Search code examples
notepad++

Line feeder in unwanted places causing problem in reading data


My data has over 50,000+ observations. The problem is line feeder LF is inserted all over the place causing import into statistical software like STATA a nightmare. I have tried many different options in STATA and finally given up on STATA. Now, after spending half a day in Notepad++, I found out that manually deleting "LF" wherever the data is pushed into a new row fixes the problem.

I tried using 'replace all' 'LF' with nothing(empty cell) but it results in all data clumping in one single line (softwares(Excel, STATA) interprets this as a lengthy variables list).

I am hoping someone might have encountered issues like this and have found a solution. If anyone could share those solutions it would be awesome!

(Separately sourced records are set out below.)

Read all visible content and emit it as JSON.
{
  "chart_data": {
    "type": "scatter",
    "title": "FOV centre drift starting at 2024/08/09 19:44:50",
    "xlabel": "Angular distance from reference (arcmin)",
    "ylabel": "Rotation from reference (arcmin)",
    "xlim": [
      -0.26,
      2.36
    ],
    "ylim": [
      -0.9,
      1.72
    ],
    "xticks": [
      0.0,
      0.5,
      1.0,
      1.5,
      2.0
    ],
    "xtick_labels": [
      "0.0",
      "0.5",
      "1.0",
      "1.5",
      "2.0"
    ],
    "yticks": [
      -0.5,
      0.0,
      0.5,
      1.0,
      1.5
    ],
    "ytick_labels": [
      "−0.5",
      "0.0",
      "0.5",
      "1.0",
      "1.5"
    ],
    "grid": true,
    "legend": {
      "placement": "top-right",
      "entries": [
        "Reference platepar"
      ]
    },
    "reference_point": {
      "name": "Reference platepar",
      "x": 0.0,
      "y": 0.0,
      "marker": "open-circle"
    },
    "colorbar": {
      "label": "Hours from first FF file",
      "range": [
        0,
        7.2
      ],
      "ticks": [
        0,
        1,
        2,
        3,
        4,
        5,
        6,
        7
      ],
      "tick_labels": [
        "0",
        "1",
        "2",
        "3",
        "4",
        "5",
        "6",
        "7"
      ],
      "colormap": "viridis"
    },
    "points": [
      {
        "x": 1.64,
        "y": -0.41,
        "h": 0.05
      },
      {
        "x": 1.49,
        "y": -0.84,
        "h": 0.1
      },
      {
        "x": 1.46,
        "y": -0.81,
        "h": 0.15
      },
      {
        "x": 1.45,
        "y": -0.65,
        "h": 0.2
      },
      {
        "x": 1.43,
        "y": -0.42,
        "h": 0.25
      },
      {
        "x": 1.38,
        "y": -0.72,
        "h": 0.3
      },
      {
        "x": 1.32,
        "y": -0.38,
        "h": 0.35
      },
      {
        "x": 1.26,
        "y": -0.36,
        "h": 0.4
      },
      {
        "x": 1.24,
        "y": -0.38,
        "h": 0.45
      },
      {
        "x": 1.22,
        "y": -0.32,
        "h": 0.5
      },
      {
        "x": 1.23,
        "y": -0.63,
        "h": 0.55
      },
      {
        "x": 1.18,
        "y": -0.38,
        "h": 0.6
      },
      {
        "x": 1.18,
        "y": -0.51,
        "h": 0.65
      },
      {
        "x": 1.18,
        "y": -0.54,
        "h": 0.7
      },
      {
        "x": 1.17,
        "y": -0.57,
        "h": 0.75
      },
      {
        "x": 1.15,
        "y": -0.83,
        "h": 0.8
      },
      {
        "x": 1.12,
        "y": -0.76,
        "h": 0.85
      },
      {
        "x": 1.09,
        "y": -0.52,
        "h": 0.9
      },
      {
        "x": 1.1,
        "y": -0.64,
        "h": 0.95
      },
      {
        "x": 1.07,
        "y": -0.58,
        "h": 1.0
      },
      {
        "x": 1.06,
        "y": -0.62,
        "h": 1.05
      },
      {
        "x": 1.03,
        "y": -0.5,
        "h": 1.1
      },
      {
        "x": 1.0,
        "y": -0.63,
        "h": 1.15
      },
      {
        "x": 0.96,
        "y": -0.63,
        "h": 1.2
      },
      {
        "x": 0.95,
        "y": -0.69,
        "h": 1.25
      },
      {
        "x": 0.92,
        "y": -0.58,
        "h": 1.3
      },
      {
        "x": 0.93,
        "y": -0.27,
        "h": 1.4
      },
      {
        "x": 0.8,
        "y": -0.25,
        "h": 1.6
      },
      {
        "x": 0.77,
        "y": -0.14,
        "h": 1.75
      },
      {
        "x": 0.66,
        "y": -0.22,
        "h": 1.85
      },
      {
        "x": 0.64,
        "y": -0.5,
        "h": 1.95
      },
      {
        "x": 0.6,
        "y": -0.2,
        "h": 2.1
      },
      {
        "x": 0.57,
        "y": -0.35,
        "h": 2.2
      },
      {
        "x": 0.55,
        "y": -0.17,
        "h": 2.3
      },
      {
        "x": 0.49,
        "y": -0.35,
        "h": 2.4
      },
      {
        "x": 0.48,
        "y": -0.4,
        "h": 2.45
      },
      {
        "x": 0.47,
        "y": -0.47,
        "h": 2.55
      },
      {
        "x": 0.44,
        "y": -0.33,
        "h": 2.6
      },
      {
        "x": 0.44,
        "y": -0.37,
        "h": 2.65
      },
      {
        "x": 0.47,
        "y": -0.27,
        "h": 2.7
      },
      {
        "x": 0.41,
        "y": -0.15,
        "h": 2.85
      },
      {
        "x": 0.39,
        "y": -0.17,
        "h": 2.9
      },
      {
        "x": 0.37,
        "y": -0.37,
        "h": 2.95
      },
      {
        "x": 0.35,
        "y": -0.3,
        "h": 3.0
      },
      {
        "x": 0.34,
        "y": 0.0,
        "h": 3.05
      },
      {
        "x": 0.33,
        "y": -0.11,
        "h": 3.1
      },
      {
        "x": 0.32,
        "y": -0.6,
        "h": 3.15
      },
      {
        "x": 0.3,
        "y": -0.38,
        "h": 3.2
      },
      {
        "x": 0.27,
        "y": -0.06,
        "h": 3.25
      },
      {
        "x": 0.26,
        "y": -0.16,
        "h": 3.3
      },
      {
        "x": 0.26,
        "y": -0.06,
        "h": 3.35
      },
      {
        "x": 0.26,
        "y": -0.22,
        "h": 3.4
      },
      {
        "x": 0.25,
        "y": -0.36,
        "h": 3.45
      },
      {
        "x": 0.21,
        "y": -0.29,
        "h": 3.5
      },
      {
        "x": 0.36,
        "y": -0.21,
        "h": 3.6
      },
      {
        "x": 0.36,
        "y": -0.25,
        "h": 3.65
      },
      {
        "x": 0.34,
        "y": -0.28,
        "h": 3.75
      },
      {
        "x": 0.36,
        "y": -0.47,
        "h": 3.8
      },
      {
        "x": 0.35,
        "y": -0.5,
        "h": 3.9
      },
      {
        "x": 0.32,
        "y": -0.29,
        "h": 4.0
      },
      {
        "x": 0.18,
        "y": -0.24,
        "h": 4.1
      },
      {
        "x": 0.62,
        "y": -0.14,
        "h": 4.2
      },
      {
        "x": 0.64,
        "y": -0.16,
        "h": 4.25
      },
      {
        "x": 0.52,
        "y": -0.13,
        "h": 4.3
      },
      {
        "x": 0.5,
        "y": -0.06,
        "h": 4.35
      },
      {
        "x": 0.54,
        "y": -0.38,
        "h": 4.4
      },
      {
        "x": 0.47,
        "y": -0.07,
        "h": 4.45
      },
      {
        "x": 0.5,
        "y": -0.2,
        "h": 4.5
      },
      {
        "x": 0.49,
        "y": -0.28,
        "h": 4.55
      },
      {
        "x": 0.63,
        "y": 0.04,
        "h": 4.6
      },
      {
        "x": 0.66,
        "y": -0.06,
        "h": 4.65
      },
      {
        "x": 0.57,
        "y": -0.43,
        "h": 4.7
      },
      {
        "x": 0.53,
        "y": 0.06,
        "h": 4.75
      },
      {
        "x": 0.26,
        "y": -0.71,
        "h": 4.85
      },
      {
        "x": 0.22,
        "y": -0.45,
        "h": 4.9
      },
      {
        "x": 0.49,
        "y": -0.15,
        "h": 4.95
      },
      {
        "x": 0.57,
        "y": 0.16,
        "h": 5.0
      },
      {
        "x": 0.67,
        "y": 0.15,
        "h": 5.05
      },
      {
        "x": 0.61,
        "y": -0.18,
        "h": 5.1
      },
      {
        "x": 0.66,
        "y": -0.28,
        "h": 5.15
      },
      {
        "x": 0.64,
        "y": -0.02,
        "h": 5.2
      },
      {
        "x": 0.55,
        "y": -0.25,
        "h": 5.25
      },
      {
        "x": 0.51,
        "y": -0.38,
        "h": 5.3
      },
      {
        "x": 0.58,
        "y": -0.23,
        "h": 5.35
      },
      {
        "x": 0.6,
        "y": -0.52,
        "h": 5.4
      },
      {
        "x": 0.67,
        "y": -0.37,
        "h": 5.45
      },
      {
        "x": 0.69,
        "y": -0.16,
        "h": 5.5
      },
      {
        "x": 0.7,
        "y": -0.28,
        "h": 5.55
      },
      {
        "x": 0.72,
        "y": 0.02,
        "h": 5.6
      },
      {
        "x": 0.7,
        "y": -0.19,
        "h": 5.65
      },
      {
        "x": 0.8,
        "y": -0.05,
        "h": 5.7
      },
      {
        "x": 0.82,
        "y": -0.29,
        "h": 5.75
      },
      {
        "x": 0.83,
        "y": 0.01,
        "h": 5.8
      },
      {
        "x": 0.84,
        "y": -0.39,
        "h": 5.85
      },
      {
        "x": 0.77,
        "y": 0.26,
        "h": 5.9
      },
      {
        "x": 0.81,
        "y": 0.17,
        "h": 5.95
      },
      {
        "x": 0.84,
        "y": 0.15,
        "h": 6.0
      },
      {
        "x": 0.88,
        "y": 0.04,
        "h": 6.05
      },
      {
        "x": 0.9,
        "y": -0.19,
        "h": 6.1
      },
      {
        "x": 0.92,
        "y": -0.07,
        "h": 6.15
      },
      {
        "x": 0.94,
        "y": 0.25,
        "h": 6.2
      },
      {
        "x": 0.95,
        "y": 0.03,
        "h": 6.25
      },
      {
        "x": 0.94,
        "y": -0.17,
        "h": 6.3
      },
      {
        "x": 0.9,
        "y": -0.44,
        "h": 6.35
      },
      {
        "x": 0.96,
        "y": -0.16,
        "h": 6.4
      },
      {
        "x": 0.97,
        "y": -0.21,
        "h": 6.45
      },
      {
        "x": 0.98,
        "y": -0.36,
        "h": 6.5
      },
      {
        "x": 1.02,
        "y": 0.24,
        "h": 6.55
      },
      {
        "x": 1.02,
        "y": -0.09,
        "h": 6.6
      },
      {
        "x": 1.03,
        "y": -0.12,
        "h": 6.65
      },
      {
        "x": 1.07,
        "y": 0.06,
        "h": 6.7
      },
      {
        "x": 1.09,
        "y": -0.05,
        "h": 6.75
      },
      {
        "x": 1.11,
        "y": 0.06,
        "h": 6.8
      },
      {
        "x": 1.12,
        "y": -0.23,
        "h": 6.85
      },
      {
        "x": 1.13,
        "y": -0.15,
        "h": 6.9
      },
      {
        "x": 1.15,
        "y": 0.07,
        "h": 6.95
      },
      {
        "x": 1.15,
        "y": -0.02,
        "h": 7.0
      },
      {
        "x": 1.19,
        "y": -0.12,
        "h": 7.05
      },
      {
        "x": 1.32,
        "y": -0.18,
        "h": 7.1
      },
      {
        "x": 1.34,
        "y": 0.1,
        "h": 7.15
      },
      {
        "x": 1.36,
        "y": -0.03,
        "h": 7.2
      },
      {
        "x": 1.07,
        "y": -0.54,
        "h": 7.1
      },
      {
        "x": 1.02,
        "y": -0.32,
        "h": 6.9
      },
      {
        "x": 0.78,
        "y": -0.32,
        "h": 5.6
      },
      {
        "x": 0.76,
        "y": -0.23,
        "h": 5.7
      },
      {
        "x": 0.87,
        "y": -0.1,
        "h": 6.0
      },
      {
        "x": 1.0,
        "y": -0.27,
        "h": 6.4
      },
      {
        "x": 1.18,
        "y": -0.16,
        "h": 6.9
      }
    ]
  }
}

Messy data in notepad++ displays as:

"id"|"sex"|"choice"LF
"1aef2"|"M"|"burger",.LF
"pizza"LF
"pasta"LF
"B2qwX"|"F"|"salad".LF
"keto diet",LF
""LF

I want a clean data as:

"id"|"sex"|"choice"LF
"1aef2"|"M"|"burger","pizza""pasta"LF
"B2qwX"|"F"|"salad""keto diet",""LF

Please help!


Solution

  • This will remove linefeed when the next line doesn't contain a pipe character.

    • Ctrl+H
    • Find what: \n(?!.*\|)
    • Replace with: LEAVE EMPTY
    • CHECK Wrap around
    • CHECK Regular expression
    • UNCHECK . matches newline
    • Replace all

    Explanation:

    \n          # linefeed
    (?!         # negative lookahead, make we haven't, after:
        .*          # 0 or more any character but newline
        \|          # a pipe character
    )           # end lookahead
    

    Screenshot (before):

    enter image description here

    Screenshot (after):

    enter image description here